There were some notable cuts, including the tribunes' preparation of the people in 3.3 and Coriolanus's leave-taking in 4.1. The second part of the production began with Volumnia (Alison Fiske) at the rear of the stage, emitting a howl of anguish as her disguised son stood—already beyond reach—at the center. Despite this, the loss of the leave-taking was hardly made good. The moment was reflected, however, in the “triumphal” return to Rome, when, amid a shower of confetti, Volumnia led the procession to centerstage and then uttered another anguished cry. Although Alison Fiske was a formidable and passionate Volumnia, the production did not serve the other women of the play very well. Valeria (Claire Carrie) was turned into a chatty suburban neighbor—one wondered why Volumnia bothered even to give her the time of day—and Virgilia (Hannah Young) was pallid and insignificant.
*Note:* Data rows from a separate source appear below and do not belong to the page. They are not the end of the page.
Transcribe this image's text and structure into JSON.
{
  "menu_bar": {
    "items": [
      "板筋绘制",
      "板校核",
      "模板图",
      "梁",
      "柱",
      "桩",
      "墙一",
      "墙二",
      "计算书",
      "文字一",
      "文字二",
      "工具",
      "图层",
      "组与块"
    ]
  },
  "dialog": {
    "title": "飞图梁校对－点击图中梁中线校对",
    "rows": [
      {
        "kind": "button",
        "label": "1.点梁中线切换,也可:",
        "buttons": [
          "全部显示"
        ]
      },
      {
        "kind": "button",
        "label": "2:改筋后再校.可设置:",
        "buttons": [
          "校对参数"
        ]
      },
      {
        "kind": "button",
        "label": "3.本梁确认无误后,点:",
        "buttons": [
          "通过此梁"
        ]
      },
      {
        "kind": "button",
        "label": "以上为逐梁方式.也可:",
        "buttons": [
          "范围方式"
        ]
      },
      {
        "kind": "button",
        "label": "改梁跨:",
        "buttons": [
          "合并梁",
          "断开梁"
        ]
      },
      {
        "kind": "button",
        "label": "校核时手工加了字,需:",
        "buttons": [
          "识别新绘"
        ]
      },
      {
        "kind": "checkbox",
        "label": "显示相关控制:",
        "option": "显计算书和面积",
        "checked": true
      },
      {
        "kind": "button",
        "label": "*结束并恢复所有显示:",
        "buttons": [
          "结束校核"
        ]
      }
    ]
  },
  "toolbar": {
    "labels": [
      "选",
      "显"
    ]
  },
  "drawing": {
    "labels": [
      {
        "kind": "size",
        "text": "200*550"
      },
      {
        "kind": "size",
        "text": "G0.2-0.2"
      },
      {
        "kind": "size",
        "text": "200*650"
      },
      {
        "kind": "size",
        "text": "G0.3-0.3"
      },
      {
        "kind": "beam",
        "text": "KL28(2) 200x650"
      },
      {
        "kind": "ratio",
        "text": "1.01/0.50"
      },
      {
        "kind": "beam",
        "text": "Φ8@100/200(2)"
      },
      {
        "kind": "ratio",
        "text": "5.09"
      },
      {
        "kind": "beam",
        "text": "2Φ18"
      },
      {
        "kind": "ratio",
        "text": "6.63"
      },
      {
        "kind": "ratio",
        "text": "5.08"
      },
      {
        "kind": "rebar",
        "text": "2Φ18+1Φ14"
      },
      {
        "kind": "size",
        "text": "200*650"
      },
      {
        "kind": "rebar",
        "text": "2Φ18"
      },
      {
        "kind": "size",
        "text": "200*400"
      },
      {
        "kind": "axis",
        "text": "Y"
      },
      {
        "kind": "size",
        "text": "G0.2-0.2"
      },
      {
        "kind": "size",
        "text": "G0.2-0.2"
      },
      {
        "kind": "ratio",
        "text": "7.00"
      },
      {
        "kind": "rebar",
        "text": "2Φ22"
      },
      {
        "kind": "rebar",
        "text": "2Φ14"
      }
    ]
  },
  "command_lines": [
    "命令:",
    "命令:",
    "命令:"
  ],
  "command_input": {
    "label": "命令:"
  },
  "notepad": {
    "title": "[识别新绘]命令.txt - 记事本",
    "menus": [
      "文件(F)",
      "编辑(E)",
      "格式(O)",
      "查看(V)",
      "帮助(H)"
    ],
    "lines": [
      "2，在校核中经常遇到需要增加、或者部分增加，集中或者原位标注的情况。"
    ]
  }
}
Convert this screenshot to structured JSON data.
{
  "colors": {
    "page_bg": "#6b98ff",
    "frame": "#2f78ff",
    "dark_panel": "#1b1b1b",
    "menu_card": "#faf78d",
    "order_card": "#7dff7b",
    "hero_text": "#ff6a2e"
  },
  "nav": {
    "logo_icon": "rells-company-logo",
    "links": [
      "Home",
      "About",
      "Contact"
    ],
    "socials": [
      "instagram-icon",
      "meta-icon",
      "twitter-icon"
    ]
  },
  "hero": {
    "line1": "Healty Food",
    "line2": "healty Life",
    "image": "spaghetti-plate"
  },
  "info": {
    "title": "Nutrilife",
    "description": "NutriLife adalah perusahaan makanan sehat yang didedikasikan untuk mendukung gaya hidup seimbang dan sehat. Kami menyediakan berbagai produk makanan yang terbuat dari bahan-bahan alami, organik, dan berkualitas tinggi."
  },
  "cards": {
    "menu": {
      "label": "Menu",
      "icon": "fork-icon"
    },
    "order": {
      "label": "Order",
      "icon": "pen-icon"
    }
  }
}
The “oriental” formality of the earlier part of the play was increasingly undercut as it progressed: the first sign of this was one of the servants in the capitol lighting his cigarette from the flame that had been placed centerstage. Modern props and costuming indicated the process. The typists in the scene in which Coriolanus is accused of treason marked a further falling-off from the antique code of honor, as did the café table and coffee cups, the citizen's shorts and tennis rackets in the “Rome at peace” sequence, and the worker's cloth cap adopted by Menenius in what seemed now to be the People's Socialist Republic of Rome. The tribunes wore natty new costumes that conveyed the sense of their now being successful bureaucrats The representation of the Volsces was less successful: they seemed to inhabit a colder, windier territory, and the Volscian senators' costumes suggested a society less civilized than that of Rome. Tullus Aufidius (Chuk Iwuji) was strikingly handsome and managed a powerful glare, and in welcoming Coriolanus to his house, it was he who generated a sense of homoerotic warmth in the embrace of the archrivals: at other times (before and after the battle, and with the senators) he was somewhat subdued. In the savage conclusion of the play, Coriolanus drew his sword but was shot three times before he finally died. The Volsces huddled round, drawing back to reveal a blood-boltered corpse and Aufidius holding his enemy's heart in his hand. (The senator's rueful “Let's make the best of it” was rather lame after this.)
Although the modern-dress elements and the pseudo-Samurai starting-point did not quite add up, the production was swift-moving and powerful, with strong performances of Volumnia, Menenius, the tribunes, and, of course, Coriolanus himself. Hicks is a superb verse-speaker, a master of characterizations in which grim determination outweighs humor, but at the same time he can conjure up a strong sense of the feelings that his character is at pains to repress. In the scene with his mother, wife, and son outside Aufidius's tent (Valeria had not been allowed to come), Coriolanus relented only when his mother was on the point of departure: he grabbed her hand to pull her back. As he and the women left the stage, Coriolanus's son lingered to gaze for a moment at his father's enemy. This was a powerful emblem of the family pride and inherited combativeness that had molded Caius Martius.